On this episode of Where AI Works, host Matthew Bidwell is joined by Ritcha Ranjan, Senior Vice President of Product at Expedia Group, to explore what happens as AI takes on more and more tasks traditionally handled by humans, forcing employees to decide when it’s actually doing things well. After all, when AI can produce endless ideas and recommendations, the real skill becomes knowing which ones to trust. Ritcha believes skepticism isn’t a bug, it’s a requirement. She explains why building effective AI systems means designing for human judgment: knowing when to keep people in the loop, how to validate outputs, and how to create feedback systems that continuously improve performance. She also shares how her teams at Expedia are experimenting with always-on AI systems, reworking product development, and preparing employees for a world where deep expertise, curiosity, and judgment matter more than ever.
Episode Highlights:
6:25 - Ritcha shares the top three misconceptions some business leaders still have about AI.

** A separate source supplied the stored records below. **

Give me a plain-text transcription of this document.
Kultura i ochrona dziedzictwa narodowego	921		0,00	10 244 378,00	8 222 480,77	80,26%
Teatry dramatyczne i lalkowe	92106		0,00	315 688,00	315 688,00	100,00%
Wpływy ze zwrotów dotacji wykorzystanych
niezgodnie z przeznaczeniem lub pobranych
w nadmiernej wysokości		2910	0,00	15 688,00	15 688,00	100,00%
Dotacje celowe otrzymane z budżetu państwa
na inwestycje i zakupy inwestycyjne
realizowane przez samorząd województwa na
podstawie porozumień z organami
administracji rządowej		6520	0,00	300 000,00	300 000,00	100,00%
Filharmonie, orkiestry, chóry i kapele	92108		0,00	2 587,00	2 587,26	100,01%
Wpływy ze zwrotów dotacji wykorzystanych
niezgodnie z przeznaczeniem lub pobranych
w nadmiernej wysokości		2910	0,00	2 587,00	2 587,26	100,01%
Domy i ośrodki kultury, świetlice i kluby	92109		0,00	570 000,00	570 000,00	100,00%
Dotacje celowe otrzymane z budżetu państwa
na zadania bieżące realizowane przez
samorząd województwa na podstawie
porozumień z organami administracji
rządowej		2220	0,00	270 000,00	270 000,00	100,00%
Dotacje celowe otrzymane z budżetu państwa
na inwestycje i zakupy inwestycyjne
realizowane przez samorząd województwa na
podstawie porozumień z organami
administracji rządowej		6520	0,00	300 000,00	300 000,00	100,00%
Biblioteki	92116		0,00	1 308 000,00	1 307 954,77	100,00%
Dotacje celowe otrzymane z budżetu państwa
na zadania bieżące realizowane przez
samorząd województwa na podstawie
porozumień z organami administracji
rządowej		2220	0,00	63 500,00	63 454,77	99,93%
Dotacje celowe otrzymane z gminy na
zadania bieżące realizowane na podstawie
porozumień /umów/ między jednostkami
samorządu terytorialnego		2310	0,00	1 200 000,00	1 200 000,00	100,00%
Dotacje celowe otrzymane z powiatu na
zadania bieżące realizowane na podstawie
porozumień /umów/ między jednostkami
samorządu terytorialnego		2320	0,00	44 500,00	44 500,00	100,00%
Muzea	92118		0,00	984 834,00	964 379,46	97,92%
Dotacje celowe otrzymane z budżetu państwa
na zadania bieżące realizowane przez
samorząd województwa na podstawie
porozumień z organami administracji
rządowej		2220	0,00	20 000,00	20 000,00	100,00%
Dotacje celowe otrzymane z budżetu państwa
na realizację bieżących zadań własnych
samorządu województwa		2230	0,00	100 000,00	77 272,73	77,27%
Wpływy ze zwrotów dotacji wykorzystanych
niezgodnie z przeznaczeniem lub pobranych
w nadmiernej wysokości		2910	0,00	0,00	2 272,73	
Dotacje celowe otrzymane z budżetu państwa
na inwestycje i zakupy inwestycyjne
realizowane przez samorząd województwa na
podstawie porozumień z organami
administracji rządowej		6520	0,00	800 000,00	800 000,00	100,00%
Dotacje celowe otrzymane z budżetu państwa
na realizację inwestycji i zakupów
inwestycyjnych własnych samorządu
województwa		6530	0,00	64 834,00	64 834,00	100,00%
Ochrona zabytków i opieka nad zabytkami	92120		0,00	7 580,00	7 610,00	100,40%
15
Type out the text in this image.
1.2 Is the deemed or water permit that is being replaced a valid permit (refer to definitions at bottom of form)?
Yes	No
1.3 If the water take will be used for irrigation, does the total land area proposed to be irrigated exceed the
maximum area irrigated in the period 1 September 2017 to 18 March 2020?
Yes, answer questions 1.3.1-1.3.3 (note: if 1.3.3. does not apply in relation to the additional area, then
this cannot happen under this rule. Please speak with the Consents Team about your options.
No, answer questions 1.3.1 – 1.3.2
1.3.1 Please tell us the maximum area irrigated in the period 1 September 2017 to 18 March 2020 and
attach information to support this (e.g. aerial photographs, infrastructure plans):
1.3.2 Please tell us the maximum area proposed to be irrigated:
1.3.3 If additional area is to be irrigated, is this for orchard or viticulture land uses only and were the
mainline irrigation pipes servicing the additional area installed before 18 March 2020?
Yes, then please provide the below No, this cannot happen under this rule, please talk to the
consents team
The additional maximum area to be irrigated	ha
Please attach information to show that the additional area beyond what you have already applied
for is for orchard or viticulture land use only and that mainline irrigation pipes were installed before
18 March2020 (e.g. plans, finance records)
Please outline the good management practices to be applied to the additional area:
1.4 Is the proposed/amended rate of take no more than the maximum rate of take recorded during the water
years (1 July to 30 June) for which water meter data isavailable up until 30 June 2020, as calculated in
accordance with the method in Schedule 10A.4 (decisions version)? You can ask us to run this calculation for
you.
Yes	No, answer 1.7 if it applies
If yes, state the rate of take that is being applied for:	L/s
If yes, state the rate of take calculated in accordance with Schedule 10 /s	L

9:11 - Ritcha outlines the three-stage evolution most organizations go through when adopting AI — from “help me” to “create for me” to “run this for me.”
12:18 - Ritcha breaks down the risks/rewards of AI implementation, and how the equation changes the further down the road your company gets.
20:06 - Ritcha discusses the skills needed to thrive in an AI-forward environment, and explains how productivity doesn’t come from more output but from better judgment.